另外,在本次研究中最大剂量差异并不会随着DSC增大而减小,这表明DSC并不是适合预测最大剂量的几何参数。但是,无论是哪种几何评估参数,器官所有位置的勾画误差都会同等地影响最后的几何评估参数,而放疗中的剂量分布是有方向的,越接近靶区剂量越大,因此不同剂量场处,相同的几何误差也会导致不同的剂量差异。所以,即使是同一个危及器官,针对不同病种训练不同的勾画模型,并在临床使用前评估该模型的几何评估参数以及对应的剂量差异,将有更为重要的临床意义,也是我们下一步工作的重点。
目前,针对一些小体积器官,如小肠、胰腺、血管等,因为图像占比小、形状变化大等原因,其勾画精度仍难以令人满意[7]。本研究的结果也体现了这一点,比较胃和十二指肠的自动勾画结果,以DSC来衡量,十二指肠要低于胃。由于通用的神经网络架构[17]在描述小体积目标时不够精确,因此研究性能更优的、针对小体积器官的自动勾画网络对临床实践有着重要意义。
病例的增多会增加结论的可靠性,但是在我们科的临床实践中上腹部的病例并非主流,我们搜索了相关的病例,符合伦理标准的如本文中所示。为此,本研究特意选择胃和十二指肠两个形态上差异极大的器官进行分析,我们认为在两类器官上都体现出来的结论具有一定的普遍性。本研究的另一个局限性是所有数据均来自单一中心,在人工勾画时可能存在一定主观偏差,因此也期待其他中心进行类似研究,以得到更加普遍的结论。
综上所述,本研究比较了胃和十二指肠自动勾画的DSC与各类型剂量差异的关系,发现DVH参数和平均剂量差异随着DSC增加而减小,最大剂量差异与DSC无关。从安全性考虑,即使较好的DSC也不能保证所有类型的剂量差异都符合临床要求。因此,将基于深度学习的自动勾画技术安全地用于放疗,除了需要DSC以外,对应器官勾画模型导致的剂量参数差异也是必须考虑的参数。

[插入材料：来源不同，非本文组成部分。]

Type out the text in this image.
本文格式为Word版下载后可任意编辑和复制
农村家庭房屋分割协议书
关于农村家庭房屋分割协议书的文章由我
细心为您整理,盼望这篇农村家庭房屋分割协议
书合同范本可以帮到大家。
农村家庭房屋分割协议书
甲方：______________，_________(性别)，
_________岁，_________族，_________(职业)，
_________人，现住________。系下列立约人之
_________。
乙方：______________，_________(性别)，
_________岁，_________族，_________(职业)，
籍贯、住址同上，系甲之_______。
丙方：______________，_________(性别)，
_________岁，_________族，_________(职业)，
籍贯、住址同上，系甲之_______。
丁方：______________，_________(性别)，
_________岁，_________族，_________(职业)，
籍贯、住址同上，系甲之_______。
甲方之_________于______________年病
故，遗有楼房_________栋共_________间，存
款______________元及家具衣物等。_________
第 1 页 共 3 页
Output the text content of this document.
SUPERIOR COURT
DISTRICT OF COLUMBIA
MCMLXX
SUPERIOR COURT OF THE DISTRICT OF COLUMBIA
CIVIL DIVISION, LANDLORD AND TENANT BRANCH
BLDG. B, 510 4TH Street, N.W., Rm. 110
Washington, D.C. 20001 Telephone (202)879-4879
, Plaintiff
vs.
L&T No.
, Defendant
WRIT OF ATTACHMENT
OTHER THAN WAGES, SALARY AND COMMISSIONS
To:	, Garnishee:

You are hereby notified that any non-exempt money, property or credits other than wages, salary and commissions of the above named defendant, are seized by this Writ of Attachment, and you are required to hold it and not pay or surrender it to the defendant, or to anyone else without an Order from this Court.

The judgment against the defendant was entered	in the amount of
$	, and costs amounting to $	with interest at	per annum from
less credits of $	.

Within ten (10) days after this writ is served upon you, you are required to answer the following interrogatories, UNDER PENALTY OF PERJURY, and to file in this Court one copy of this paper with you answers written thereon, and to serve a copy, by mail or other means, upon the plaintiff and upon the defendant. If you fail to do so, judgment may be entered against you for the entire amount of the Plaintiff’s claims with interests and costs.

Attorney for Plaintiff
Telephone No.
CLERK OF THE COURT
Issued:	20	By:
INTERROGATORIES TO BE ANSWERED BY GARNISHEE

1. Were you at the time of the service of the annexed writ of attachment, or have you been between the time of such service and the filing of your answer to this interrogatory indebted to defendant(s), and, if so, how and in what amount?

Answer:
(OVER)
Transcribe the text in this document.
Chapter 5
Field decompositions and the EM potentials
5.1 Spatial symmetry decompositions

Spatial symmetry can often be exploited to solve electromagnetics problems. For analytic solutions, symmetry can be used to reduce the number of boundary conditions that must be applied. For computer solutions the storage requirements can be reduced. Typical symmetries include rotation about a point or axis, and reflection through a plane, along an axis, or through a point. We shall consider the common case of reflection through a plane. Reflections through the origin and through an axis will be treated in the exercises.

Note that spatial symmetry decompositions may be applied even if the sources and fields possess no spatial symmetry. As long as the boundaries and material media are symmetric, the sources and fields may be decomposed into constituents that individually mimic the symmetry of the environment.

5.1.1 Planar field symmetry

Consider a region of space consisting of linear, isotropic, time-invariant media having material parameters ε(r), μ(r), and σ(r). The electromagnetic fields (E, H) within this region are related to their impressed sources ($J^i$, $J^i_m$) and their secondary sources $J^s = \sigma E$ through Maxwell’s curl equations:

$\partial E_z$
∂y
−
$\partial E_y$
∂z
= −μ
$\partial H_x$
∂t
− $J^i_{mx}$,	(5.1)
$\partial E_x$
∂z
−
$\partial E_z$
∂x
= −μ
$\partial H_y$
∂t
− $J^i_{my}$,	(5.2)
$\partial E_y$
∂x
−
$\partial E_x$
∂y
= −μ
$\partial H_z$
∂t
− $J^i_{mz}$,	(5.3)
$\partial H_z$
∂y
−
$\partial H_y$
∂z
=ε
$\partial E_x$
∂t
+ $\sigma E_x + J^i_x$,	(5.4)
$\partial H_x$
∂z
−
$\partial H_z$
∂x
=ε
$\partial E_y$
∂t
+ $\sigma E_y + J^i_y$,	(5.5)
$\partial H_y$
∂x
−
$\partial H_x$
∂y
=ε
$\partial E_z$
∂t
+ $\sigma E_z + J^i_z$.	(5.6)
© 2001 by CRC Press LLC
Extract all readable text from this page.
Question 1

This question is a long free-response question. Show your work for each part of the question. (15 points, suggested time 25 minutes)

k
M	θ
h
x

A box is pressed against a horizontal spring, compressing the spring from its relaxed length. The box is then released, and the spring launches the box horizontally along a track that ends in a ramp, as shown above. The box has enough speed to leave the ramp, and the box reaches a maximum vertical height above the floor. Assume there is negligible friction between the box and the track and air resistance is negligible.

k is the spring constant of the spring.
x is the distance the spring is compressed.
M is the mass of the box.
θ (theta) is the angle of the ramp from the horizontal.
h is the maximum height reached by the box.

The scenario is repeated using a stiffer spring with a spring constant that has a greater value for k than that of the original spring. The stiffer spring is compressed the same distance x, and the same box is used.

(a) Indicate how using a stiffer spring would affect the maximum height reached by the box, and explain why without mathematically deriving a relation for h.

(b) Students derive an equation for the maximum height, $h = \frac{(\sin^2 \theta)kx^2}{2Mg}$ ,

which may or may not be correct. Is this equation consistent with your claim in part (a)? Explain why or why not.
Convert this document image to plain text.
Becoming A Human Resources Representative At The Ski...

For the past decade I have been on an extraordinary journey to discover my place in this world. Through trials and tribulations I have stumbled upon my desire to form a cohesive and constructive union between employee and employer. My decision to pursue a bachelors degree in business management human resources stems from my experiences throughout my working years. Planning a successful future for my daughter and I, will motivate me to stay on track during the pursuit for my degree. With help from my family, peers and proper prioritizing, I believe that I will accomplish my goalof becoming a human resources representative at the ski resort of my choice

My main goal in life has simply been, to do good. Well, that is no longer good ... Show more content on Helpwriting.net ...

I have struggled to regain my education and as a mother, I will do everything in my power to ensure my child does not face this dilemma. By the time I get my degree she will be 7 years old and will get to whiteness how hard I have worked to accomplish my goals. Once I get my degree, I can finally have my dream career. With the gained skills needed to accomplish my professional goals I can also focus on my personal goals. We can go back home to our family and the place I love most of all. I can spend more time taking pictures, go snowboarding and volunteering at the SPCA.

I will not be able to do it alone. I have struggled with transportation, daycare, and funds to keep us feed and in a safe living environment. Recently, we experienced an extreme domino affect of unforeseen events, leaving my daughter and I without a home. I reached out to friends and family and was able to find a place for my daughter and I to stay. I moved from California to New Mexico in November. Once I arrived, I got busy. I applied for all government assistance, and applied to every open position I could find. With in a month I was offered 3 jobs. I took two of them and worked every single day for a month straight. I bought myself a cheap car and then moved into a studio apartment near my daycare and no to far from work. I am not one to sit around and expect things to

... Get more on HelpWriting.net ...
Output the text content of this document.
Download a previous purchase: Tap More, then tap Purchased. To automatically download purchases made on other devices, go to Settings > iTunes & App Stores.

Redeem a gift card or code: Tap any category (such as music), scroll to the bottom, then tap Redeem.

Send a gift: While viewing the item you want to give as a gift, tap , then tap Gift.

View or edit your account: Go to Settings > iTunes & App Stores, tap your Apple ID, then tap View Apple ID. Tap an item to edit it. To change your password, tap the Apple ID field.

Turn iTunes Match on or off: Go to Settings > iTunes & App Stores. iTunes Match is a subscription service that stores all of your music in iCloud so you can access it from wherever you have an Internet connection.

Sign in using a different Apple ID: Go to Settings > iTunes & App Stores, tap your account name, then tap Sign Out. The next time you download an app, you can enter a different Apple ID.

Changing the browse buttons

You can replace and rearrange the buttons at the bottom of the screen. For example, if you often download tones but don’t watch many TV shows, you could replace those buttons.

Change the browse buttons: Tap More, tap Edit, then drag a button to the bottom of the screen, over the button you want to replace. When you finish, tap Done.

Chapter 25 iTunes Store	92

作者贡献声明 马秀瑞 资料收集,数据处理,统计分析,论文撰写。张建英 研究设计,资料收集,论文修改。李婷婷,张玉洁,肖寒,孙菁,吴泇俣 资料收集,论文修改。嵇卫星 研究设计,数据处理,统计分析,论文修改。
利益冲突声明 所有作者均声明不存在利益冲突。